I have it working just fine on my test bench. It all fits into a little bulge in heat shrink tubing. If your lights are already on when you start the car, the gauge shows BLUE while it "boots" up, then goes to RED. Problem solved for $2 in parts and some basic soldering. Can be added to existing wiring behind the gauges. PM me if you want one.

 

The doofus engineers at Prosport should have included this in the design. The gauges look great, though, and operation is now perfect with this mod.

 

The little fob draws almost no power.

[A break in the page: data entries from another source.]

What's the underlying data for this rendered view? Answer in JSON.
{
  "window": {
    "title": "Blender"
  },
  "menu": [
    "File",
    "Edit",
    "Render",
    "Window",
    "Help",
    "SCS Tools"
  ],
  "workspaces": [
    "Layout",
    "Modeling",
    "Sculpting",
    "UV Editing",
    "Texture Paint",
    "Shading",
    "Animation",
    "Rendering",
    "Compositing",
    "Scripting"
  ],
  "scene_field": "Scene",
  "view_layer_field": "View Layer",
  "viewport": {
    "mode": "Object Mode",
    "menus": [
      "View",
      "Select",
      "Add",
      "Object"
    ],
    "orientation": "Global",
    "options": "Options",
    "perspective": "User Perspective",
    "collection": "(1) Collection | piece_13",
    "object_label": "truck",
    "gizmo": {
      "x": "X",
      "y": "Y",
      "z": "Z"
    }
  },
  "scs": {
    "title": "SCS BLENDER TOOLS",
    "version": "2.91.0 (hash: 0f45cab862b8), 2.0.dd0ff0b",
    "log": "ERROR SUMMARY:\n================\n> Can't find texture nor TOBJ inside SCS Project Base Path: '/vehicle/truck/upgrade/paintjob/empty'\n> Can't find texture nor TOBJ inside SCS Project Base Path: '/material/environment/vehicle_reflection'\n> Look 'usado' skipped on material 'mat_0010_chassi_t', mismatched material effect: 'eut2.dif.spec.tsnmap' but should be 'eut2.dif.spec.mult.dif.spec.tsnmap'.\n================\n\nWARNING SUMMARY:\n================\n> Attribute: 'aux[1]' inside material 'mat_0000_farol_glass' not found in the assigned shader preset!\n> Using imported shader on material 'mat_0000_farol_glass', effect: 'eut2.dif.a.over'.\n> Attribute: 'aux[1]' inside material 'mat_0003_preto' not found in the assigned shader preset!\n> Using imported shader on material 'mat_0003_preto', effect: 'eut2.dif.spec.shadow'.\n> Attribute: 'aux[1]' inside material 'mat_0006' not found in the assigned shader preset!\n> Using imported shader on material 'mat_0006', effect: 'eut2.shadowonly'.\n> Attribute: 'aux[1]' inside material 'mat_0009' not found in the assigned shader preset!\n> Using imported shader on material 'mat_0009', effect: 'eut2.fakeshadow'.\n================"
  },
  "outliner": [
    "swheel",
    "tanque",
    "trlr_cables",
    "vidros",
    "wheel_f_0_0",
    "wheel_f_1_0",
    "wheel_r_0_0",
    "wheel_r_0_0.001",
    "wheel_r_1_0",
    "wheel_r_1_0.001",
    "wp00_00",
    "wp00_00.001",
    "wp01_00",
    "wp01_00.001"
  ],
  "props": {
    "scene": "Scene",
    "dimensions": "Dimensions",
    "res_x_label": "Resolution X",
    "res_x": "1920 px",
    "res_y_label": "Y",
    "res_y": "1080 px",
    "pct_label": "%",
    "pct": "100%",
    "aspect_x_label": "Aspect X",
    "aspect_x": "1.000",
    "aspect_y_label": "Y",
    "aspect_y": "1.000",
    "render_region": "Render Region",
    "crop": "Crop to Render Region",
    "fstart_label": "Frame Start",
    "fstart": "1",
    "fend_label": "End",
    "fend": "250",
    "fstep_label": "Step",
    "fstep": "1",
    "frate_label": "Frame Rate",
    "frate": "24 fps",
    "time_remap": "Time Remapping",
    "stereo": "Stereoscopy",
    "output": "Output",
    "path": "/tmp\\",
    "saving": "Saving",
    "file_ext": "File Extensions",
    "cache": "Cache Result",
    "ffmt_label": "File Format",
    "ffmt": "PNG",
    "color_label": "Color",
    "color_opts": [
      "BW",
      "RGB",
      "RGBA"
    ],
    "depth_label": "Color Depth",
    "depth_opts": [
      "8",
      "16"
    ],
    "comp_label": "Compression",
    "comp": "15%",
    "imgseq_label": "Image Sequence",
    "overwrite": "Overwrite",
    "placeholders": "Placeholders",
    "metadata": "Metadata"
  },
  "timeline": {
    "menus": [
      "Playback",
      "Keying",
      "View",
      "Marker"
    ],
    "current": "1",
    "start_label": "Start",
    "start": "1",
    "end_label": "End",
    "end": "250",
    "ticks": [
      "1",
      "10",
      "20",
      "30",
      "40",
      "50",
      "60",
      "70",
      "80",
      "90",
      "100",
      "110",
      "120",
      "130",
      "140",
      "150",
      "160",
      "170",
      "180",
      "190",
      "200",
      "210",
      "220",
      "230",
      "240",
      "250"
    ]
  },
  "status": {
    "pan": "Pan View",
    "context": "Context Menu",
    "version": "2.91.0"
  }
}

I have been talking with a guy at Prosport about making these mods to new versions of the gauges, along with a voltage adj pot, user accessible, to dial them in perfectly.

 

Pictures of FOB in action here:

 

https://4455projects.shutterfly.com/pictures/14

 

White and Black go to the same power leads as on the gauges. Red goes to orange headlight wires on gauges. Done. I found that it works with the circuit delaying only 0.1 seconds (modified the prototype from a 1 sec delay). I will make them up with that smaller delay, so you don't notice the delay nearly as much when the headlights are switched on. When you power up with the headlights already on, the gauges show BLUE while it "boots up," then goes to RED. After that it works as it should with switching headlights on/off. If you let me know which gauge you have, I will label the wiring to let you know how to hook it up.

 

You only need one of these FOBs for all the gauges in your cluster. Just connect all the headlight wires to it. This is my hobby and enthusiast solution to "cure" these Prosport gauges. Cheers.